Глянул на нее Тырков снизу вверх и залюбовался: какая она у него ладная, светлая, ласковая. Годы будто и не тронули ее, а если и тронули, то очень бережно. На круглом скуластом лице ни морщинки, если не считать задорных ямочек на щеках. Но они у нее с самого рождения. Русые волосы по-девичьи в одну косу голубой лентой заплетены. Брови ровные, длинные, с крутым загибом. Луковка носа будто воском облита. Большие зеленовато-серые глаза вечно опущены, но так, что их отсвет играет на широких полных губах. И одета она не в будничное платье, а в парчовый сарафан-золотник, опоясанный не по стану, а по высокой груди. На ногах долговерхие башмаки без оторочки — чапуры, шитые шелком и опять же золотом. Павла словно хочет сказать этим мужу: для меня твое появление — всегда праздник.
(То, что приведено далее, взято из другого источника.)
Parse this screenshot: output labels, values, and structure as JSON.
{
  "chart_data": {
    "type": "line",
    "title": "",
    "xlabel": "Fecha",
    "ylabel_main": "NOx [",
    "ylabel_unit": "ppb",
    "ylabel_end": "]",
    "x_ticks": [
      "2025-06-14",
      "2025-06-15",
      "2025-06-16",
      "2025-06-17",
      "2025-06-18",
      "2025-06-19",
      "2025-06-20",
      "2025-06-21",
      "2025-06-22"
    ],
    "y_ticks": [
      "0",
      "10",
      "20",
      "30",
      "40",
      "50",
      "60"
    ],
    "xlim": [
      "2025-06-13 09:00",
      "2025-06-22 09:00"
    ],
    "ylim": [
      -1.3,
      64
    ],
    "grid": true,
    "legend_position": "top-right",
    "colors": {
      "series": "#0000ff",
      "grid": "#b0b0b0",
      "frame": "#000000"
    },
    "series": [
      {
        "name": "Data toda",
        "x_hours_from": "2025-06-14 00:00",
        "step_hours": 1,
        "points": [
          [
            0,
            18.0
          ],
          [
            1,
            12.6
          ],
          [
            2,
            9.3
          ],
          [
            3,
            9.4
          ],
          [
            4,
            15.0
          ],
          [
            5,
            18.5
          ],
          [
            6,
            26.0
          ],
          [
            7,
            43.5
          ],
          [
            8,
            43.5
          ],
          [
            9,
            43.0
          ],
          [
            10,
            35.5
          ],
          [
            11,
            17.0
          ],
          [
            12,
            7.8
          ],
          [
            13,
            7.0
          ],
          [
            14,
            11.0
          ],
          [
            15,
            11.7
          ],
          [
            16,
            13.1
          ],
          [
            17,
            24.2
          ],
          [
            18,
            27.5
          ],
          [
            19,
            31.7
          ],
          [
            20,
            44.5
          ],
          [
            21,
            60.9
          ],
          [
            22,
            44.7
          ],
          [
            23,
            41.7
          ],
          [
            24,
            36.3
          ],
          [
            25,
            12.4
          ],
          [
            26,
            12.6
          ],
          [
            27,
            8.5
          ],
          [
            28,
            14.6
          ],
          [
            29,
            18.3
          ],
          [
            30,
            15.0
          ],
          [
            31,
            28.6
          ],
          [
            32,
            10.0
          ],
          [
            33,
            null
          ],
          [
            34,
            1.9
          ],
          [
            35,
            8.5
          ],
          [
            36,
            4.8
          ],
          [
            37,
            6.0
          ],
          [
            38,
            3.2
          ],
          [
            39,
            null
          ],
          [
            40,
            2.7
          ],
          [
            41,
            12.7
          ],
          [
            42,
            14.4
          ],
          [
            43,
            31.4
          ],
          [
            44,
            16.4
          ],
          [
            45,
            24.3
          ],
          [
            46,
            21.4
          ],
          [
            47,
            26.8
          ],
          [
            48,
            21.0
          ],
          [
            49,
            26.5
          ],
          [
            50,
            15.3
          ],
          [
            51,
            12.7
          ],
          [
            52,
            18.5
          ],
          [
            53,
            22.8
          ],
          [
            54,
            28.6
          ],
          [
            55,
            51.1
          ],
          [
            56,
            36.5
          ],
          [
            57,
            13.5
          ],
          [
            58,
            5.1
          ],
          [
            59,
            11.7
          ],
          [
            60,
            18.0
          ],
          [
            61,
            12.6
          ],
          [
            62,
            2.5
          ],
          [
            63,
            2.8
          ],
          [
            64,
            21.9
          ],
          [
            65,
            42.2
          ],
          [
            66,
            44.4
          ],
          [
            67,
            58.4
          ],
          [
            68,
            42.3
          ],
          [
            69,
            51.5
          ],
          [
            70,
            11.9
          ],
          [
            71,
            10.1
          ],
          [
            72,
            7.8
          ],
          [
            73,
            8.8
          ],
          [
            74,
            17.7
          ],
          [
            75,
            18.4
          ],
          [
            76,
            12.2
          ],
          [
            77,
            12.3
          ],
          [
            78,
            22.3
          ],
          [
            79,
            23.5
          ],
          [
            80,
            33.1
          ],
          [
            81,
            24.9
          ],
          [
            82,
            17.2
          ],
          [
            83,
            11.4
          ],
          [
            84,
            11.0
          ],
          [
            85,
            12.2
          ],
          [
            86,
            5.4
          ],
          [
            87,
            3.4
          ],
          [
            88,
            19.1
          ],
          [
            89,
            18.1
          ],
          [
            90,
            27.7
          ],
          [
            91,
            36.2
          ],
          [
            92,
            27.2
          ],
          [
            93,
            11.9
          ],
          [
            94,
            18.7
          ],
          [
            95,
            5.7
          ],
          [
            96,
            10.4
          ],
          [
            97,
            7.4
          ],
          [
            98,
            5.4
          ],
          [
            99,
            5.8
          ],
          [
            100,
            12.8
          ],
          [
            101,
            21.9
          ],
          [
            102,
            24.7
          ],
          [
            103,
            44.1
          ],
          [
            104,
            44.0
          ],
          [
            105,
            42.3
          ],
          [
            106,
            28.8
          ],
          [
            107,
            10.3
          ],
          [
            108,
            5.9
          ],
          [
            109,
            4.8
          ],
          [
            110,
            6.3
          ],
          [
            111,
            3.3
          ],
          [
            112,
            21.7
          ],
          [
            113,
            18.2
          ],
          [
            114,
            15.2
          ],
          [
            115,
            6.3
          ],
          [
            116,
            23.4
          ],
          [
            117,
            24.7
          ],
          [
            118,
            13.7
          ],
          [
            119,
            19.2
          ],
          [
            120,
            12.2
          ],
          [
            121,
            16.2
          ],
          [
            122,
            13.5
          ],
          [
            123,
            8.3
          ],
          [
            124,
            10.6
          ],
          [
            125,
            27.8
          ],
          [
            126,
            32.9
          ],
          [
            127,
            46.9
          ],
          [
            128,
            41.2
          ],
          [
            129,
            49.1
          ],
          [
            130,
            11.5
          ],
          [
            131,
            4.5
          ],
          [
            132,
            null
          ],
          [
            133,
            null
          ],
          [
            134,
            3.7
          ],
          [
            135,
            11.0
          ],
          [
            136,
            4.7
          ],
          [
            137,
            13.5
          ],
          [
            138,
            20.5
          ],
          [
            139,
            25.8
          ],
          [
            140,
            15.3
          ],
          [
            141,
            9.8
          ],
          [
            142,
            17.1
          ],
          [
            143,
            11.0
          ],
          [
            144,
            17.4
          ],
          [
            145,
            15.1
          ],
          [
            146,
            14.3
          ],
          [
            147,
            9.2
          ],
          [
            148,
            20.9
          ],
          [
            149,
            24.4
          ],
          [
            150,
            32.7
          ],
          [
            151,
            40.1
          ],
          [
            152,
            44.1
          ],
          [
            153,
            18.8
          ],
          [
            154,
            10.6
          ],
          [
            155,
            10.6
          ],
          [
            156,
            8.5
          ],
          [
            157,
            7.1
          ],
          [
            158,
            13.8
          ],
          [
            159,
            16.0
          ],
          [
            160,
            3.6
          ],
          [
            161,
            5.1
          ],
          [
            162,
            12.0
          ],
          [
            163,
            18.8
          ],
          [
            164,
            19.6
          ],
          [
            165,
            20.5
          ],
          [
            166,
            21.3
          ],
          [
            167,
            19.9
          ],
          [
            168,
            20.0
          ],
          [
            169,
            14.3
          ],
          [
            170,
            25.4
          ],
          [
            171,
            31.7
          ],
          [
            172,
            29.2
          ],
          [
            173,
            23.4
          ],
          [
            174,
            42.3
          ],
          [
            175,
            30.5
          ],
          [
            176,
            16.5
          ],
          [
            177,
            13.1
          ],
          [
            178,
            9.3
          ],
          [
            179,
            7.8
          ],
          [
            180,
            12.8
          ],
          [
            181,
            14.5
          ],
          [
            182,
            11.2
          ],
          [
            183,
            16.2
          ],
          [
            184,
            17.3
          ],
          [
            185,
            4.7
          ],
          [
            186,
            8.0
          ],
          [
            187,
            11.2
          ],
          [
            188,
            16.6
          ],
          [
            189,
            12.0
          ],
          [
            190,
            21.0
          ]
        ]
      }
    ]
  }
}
На верхней ступени крыльца они будто невзначай сошлись — тяжеловесный, крутоплечий, груболицый Тырков и легкая, как голубица, залетевшая в охотничьи силки, Павла. Она вдруг вскинула на него изучающий, полный заботы и преданности взгляд и тут же отвела его, спрятала, затаила. В ответ он обнял ее и, задохнувшись от внезапно нахлынувших чувств, притиснул к себе.
— Ну, будет, будет! — первой отстранилась Павла. — Чего это ты, Василей Фомич, расчудился? Того и гляди, обеденку со спальней перепутаешь.